Di giocatori di fatto non si è parlato, e questo sarà uno dei compiti di Ballotta che a 54 anni riparte da Varese e dal Varese con un ruolo di coordinatore tecnico. Anche l’ex portiere del Parma però dovrà attendere eventuali decisioni sui ripescaggi (termine ultimo il 25 luglio): il proprietario Claudio Benecchi ha ribadito anche oggi la volontà di chiedere la Serie D nonostante i punteggi necessari siano troppo alti per l’attuale graduatoria biancorossa. In ogni caso il profilo degli uomini ricercati sul mercato rimane “bivalente”, buono quindi per D o Eccellenza, campionati in ogni caso da giocare «ad alto livello» come promette l’attuale numero uno della società.

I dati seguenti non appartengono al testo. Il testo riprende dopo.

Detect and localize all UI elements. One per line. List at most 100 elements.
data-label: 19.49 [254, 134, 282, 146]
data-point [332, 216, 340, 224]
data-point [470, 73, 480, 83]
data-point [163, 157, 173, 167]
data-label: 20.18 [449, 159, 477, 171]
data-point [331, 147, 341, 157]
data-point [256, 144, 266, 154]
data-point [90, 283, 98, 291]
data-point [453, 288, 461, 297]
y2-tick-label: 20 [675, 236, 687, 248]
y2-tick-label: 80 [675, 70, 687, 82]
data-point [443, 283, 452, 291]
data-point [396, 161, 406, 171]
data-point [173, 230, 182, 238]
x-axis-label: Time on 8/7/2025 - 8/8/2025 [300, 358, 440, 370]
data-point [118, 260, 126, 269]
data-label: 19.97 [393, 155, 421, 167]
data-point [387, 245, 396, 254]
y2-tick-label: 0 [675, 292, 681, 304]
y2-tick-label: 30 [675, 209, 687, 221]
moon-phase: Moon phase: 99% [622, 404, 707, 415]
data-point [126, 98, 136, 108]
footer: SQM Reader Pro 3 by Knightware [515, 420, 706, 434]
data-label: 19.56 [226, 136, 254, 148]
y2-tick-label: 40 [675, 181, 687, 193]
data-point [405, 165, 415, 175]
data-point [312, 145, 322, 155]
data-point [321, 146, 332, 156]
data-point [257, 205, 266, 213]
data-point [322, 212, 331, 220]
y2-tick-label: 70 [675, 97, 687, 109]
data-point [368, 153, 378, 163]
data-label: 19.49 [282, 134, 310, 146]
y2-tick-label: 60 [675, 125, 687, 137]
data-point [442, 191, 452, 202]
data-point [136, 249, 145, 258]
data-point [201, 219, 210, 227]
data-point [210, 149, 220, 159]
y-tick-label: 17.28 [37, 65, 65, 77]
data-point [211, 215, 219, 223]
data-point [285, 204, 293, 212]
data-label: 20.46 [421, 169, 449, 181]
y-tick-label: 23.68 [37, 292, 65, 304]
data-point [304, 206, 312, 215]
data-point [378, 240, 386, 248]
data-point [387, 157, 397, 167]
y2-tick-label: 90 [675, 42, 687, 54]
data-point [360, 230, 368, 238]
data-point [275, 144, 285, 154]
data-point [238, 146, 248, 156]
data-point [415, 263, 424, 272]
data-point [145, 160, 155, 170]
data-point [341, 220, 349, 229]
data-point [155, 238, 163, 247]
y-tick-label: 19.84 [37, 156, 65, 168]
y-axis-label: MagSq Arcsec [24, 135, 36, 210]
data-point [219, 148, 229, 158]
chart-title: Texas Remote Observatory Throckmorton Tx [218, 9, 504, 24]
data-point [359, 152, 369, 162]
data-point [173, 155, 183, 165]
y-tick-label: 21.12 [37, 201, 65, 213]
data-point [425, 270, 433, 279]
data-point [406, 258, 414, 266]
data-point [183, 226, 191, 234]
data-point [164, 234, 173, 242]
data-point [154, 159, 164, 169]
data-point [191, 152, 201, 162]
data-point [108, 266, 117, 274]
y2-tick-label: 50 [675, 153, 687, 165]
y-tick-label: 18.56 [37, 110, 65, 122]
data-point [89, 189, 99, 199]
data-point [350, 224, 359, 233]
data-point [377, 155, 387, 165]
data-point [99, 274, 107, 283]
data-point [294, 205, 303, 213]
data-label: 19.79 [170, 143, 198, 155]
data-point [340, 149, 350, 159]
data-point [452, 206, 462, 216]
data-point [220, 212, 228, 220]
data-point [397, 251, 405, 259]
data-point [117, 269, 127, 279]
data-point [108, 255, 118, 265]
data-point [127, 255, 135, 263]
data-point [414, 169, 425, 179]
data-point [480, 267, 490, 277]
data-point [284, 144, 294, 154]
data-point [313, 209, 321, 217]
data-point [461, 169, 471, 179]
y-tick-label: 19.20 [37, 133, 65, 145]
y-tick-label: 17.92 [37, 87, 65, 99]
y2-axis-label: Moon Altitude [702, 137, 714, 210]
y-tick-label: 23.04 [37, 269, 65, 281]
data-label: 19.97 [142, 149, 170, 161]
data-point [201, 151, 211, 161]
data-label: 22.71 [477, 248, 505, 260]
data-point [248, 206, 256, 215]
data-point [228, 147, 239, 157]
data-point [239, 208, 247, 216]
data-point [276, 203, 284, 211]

«Pescheremo anche qualche giocatore dalla Juniores – promette Ballotta che spiega – Arrivo dopo un contatto prolungato con il presidente: il Varese ha fatto un lungo lavoro per ripartire. Mi piace il progetto e ho accettato volentieri perché ritengo di aver trovato persone serie che vogliono portare avanti un’idea interessante. Iniziamo con il mettere le basi, poi con gli anni potremo crescere».

Del progetto citato da Ballotta mancano ancora i nomi di diversi soci e degli sponsor principali, questione sulla quale è di nuovo intervenuto Benecchi: «Inconvenienti ne saltano fuori ogni giorno e questo ha complicato qualche discorso. Però, appena finiremo la questione relativa a iscrizione e richiesta di ripescaggio, annunceremo anche la compagine societaria e gli abbinamenti. Avrete visto che facciamo le cose a iter concluso, vi posso garantire che da questo punto di vista siamo vicini a ufficializzare una serie di cose».

Nel corso della conferenza stampa è stato confermato anche il ritorno di Ciro Improta nel ruolo di preparatore atletico, lo stesso svolto fino alle dimissioni di Salvatore Iacolino nella passata stagione. E nell’organigramma societario è stato aggiunto anche Nando Vescusio, bresciano con un passato modenese che si occuperà dell’ufficio stampa e che da lunedì sarà ufficialmente al suo posto a Masnago.